Sistability founder and CEO Jade Taylor has built a Northern NSW social enterprise supporting older Australians and people living with disability to remain safely at home. Photo: SUPPLIED

FOR Jade Taylor, business has never been just about profit. It has always been about people.

As the CEO and Founder of Sistability, she has built a Northern NSW social enterprise that goes far beyond cleaning. What began as a practical NDIS cleaning service has grown into a frontline support network for older Australians and people living with disability.

“I kept noticing the same gap,” Jade says. “There were cleaning companies. There were care providers. But there wasn’t anyone bridging the space in between – someone who understood environmental risk, dignity, and advocacy all at once.”
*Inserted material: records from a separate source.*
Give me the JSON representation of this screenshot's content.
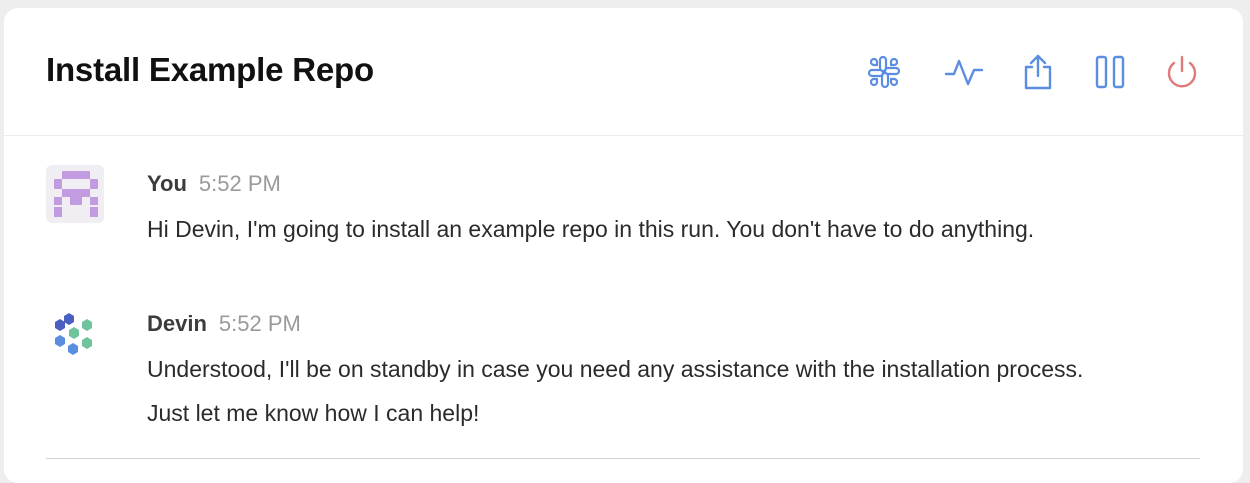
{
  "header": {
    "title": "Install Example Repo",
    "actions": [
      {
        "icon": "slack-icon",
        "color": "#5b8de0"
      },
      {
        "icon": "activity-icon",
        "color": "#5b8de0"
      },
      {
        "icon": "share-icon",
        "color": "#5b8de0"
      },
      {
        "icon": "pause-icon",
        "color": "#5b8de0"
      },
      {
        "icon": "power-icon",
        "color": "#e07a7a"
      }
    ]
  },
  "messages": [
    {
      "author": "You",
      "time": "5:52 PM",
      "text": "Hi Devin, I'm going to install an example repo in this run. You don't have to do anything.",
      "avatar": "user-pixel-avatar"
    },
    {
      "author": "Devin",
      "time": "5:52 PM",
      "text": "Understood, I'll be on standby in case you need any assistance with the installation process. Just let me know how I can help!",
      "avatar": "devin-logo-avatar"
    }
  ],
  "colors": {
    "accent": "#5b8de0",
    "danger": "#e07a7a",
    "user_avatar": "#c29be0"
  }
}
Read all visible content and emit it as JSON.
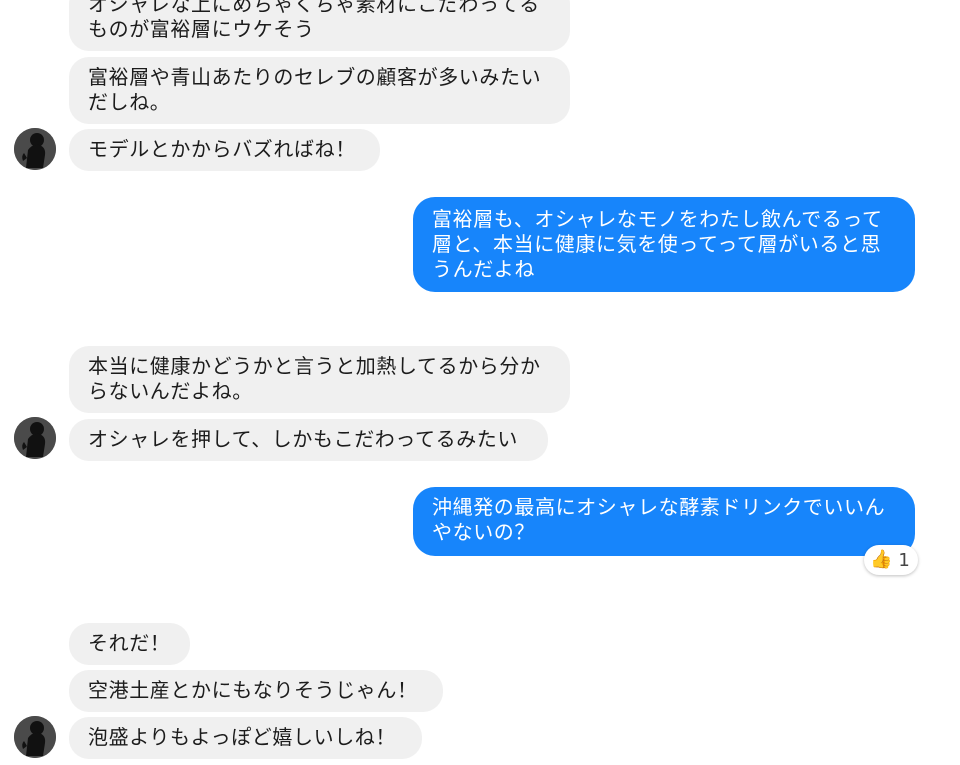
{
  "conversation": {
    "messages": [
      {
        "sender": "them",
        "text": "オシャレな上にめちゃくちゃ素材にこだわってる\nものが富裕層にウケそう"
      },
      {
        "sender": "them",
        "text": "富裕層や青山あたりのセレブの顧客が多いみたい\nだしね。"
      },
      {
        "sender": "them",
        "text": "モデルとかからバズればね！"
      },
      {
        "sender": "me",
        "text": "富裕層も、オシャレなモノをわたし飲んでるって\n層と、本当に健康に気を使ってって層がいると思\nうんだよね"
      },
      {
        "sender": "them",
        "text": "本当に健康かどうかと言うと加熱してるから分か\nらないんだよね。"
      },
      {
        "sender": "them",
        "text": "オシャレを押して、しかもこだわってるみたい"
      },
      {
        "sender": "me",
        "text": "沖縄発の最高にオシャレな酵素ドリンクでいいん\nやないの？"
      },
      {
        "sender": "them",
        "text": "それだ！"
      },
      {
        "sender": "them",
        "text": "空港土産とかにもなりそうじゃん！"
      },
      {
        "sender": "them",
        "text": "泡盛よりもよっぽど嬉しいしね！"
      }
    ],
    "reaction": {
      "icon": "thumbs-up-icon",
      "emoji": "👍",
      "count": "1"
    }
  },
  "colors": {
    "outgoing": "#1785fb",
    "incoming": "#f0f0f0"
  }
}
Sistability was created to fill that space.

The team works alongside aged care clients, Support At Home participants and disability clients, providing specialised cleaning and in-home services – particularly in complex environments where safety and dignity have deteriorated.
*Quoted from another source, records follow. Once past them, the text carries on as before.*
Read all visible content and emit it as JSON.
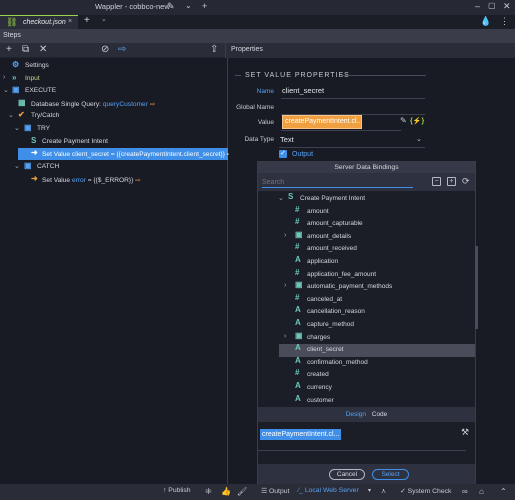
{
  "window": {
    "title": "Wappler - cobbco-new",
    "icons": [
      "pencil-icon",
      "chevron-down-icon",
      "plus-icon",
      "minimize-icon",
      "maximize-icon",
      "close-icon"
    ]
  },
  "tabs": {
    "active": {
      "label": "checkout.json",
      "close": "×"
    },
    "add": "+",
    "dropdown": "⌄"
  },
  "steps_panel": {
    "title": "Steps",
    "toolbar": [
      "add-icon",
      "copy-icon",
      "delete-icon",
      "disable-icon",
      "step-out-icon"
    ],
    "tree": [
      {
        "label": "Settings",
        "icon": "⚙",
        "icon_name": "gear-icon",
        "indent": 1,
        "chevron": ""
      },
      {
        "label": "Input",
        "icon": "»",
        "icon_name": "input-icon",
        "indent": 1,
        "chevron": "›"
      },
      {
        "label": "EXECUTE",
        "icon": "▣",
        "icon_name": "box-icon",
        "indent": 1,
        "chevron": "⌄"
      },
      {
        "label": "Database Single Query: ",
        "extra": "queryCustomer",
        "icon": "▦",
        "icon_name": "database-icon",
        "indent": 2,
        "chevron": "",
        "out": true
      },
      {
        "label": "Try/Catch",
        "icon": "✔",
        "icon_name": "trycatch-icon",
        "indent": 2,
        "chevron": "⌄"
      },
      {
        "label": "TRY",
        "icon": "▣",
        "icon_name": "box-icon",
        "indent": 3,
        "chevron": "⌄"
      },
      {
        "label": "Create Payment Intent",
        "icon": "S",
        "icon_name": "stripe-icon",
        "indent": 4,
        "chevron": ""
      },
      {
        "label": "Set Value client_secret = {{createPaymentIntent.client_secret}}",
        "icon": "➜",
        "icon_name": "set-value-icon",
        "indent": 4,
        "chevron": "",
        "selected": true,
        "out": true
      },
      {
        "label": "CATCH",
        "icon": "▣",
        "icon_name": "box-icon",
        "indent": 3,
        "chevron": "⌄"
      },
      {
        "label": "Set Value ",
        "extra": "error",
        "tail": " = {{$_ERROR}}",
        "icon": "➜",
        "icon_name": "set-value-icon",
        "indent": 4,
        "chevron": "",
        "out": true
      }
    ]
  },
  "properties": {
    "title": "Properties",
    "section": "SET VALUE PROPERTIES",
    "name_label": "Name",
    "name_value": "client_secret",
    "global_name_label": "Global Name",
    "global_name_value": "",
    "value_label": "Value",
    "value_value": "createPaymentIntent.cl...",
    "data_type_label": "Data Type",
    "data_type_value": "Text",
    "output_label": "Output",
    "output_checked": true
  },
  "bindings_dialog": {
    "title": "Server Data Bindings",
    "search_placeholder": "Search",
    "parent": {
      "label": "Create Payment Intent",
      "icon": "S"
    },
    "items": [
      {
        "label": "amount",
        "icon": "#",
        "icon_name": "number-icon",
        "expandable": false
      },
      {
        "label": "amount_capturable",
        "icon": "#",
        "icon_name": "number-icon",
        "expandable": false
      },
      {
        "label": "amount_details",
        "icon": "▣",
        "icon_name": "object-icon",
        "expandable": true
      },
      {
        "label": "amount_received",
        "icon": "#",
        "icon_name": "number-icon",
        "expandable": false
      },
      {
        "label": "application",
        "icon": "A",
        "icon_name": "text-icon",
        "expandable": false
      },
      {
        "label": "application_fee_amount",
        "icon": "#",
        "icon_name": "number-icon",
        "expandable": false
      },
      {
        "label": "automatic_payment_methods",
        "icon": "▣",
        "icon_name": "object-icon",
        "expandable": true
      },
      {
        "label": "canceled_at",
        "icon": "#",
        "icon_name": "number-icon",
        "expandable": false
      },
      {
        "label": "cancellation_reason",
        "icon": "A",
        "icon_name": "text-icon",
        "expandable": false
      },
      {
        "label": "capture_method",
        "icon": "A",
        "icon_name": "text-icon",
        "expandable": false
      },
      {
        "label": "charges",
        "icon": "▣",
        "icon_name": "object-icon",
        "expandable": true
      },
      {
        "label": "client_secret",
        "icon": "A",
        "icon_name": "text-icon",
        "expandable": false,
        "selected": true
      },
      {
        "label": "confirmation_method",
        "icon": "A",
        "icon_name": "text-icon",
        "expandable": false
      },
      {
        "label": "created",
        "icon": "#",
        "icon_name": "number-icon",
        "expandable": false
      },
      {
        "label": "currency",
        "icon": "A",
        "icon_name": "text-icon",
        "expandable": false
      },
      {
        "label": "customer",
        "icon": "A",
        "icon_name": "text-icon",
        "expandable": false
      }
    ],
    "tabs": [
      "Design",
      "Code"
    ],
    "active_tab": "Design",
    "expression_chip": "createPaymentIntent.cl...",
    "cancel_label": "Cancel",
    "select_label": "Select"
  },
  "statusbar": {
    "publish": "Publish",
    "output": "Output",
    "server": "Local Web Server",
    "system_check": "System Check"
  },
  "colors": {
    "accent": "#3f8fe8",
    "value_highlight": "#f0a040",
    "brand_green": "#9bd34a",
    "teal_icon": "#6fc7b5"
  }
}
Over time, another pattern became clear.

“On paper, support was there,” Jade explains. “But inside the home, the reality was often different.”

Through feedback from her field team, Jade began to see how often clients were technically funded yet still vulnerable – homes declining quietly, risks unreported and families assuming everything was under control because services were listed in a plan.
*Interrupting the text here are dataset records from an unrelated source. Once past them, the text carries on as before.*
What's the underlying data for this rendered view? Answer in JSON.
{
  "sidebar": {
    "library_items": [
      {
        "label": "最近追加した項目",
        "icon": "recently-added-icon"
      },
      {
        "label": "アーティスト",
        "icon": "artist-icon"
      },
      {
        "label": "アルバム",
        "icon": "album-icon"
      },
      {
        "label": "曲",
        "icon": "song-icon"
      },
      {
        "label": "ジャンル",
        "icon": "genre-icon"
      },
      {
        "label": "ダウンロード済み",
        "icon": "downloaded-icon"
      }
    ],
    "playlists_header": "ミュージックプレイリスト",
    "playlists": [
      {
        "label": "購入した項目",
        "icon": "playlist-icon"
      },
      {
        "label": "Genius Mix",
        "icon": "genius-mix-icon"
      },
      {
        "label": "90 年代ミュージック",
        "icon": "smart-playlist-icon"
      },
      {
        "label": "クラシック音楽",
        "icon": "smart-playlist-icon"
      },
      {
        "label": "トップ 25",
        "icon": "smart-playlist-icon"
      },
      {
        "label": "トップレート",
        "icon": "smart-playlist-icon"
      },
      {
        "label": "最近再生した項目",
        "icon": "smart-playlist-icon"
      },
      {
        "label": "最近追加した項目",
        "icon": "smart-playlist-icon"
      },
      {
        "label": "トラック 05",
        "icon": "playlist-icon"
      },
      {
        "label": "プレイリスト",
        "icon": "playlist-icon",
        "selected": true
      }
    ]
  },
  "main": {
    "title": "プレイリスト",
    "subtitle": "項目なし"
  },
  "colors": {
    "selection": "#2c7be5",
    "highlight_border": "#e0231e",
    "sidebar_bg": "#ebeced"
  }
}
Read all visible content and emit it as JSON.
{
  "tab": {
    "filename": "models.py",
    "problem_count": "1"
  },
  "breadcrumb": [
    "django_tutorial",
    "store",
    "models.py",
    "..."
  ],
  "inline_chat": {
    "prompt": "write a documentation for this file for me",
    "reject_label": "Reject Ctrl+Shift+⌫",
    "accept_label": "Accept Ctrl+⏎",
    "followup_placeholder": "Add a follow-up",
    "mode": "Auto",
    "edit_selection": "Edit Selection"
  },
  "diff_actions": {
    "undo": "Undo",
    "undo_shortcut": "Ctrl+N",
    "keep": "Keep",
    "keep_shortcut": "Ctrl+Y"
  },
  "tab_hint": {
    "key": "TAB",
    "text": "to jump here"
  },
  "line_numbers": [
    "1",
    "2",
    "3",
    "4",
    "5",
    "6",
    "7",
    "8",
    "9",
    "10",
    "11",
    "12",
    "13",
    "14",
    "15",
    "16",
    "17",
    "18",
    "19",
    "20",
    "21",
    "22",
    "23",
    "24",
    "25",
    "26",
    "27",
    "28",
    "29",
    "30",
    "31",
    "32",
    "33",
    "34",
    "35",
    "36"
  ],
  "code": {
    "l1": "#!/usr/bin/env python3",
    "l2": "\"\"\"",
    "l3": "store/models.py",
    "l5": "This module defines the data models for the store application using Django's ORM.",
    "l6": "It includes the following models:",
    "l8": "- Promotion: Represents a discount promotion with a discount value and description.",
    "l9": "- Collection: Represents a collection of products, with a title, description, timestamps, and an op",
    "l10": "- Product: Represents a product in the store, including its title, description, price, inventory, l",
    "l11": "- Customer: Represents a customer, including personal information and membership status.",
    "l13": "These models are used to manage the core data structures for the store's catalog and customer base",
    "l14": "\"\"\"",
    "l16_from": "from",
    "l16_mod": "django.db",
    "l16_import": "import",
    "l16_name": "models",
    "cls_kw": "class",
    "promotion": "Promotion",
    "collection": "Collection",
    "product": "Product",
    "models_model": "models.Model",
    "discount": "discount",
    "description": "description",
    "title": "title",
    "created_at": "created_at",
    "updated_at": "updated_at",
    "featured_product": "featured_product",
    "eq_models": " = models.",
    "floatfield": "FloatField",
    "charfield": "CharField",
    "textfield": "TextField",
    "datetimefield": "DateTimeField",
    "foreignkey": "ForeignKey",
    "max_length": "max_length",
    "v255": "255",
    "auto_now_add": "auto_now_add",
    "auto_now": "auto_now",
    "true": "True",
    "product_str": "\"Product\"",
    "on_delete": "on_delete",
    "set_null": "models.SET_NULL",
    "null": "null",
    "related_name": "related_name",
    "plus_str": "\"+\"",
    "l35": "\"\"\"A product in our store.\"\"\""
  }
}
“There were homes that told a story no report ever could,” she says. “Isolation. Health decline. Families stretched thin.”

That insight shifted Sistability from being a service provider to being an advocate.

“Often our team are the only professionals physically entering the clients’ homes each week. If they see something that isn’t right, we don’t ignore it. We escalate it. We push for additional support.”

Recognising that many families were also overwhelmed navigating My Aged Care and Support At Home processes (previously Home Care Packages), Jade expanded the business to include Aged Care Navigation and Support At Home Coordination – building practical pathways so people could secure the help they were entitled to.

“As a mother, you don’t wait for things to spiral before you act. You step in early. You protect. That mindset carries into how I lead.”

Being a regional business owner has shaped that leadership too.

“In smaller communities, services aren’t abstract,” she says. “The people we support are neighbours, grandparents, friends, teachers. If someone can stay safely at home, that stabilises a family. It strengthens a community.”

That same thinking led to the launch of Clean Impact Co., a professional commercial cleaning social enterprise. Jade saw another gap – the opportunity for local businesses and organisations to contribute to social impact simply by choosing who they work with.

“Businesses make purchasing decisions every day,” she says. “Why not make them count?”

Clean Impact Co. operates as a social enterprise model, with profits strengthening community-focused initiatives across the region.

Jade is equally intentional about employment – creating flexible roles that support women balancing family life and work.

“I understand the juggle,” she says. “If we want stronger communities, we need workplaces that reflect real life.”

For Jade, International Women’s Day is less about recognition and more about responsibility.

“This work matters because home and family matters,” she says. “And everyone deserves to live, heal and age with dignity in the place that feels safest to them.”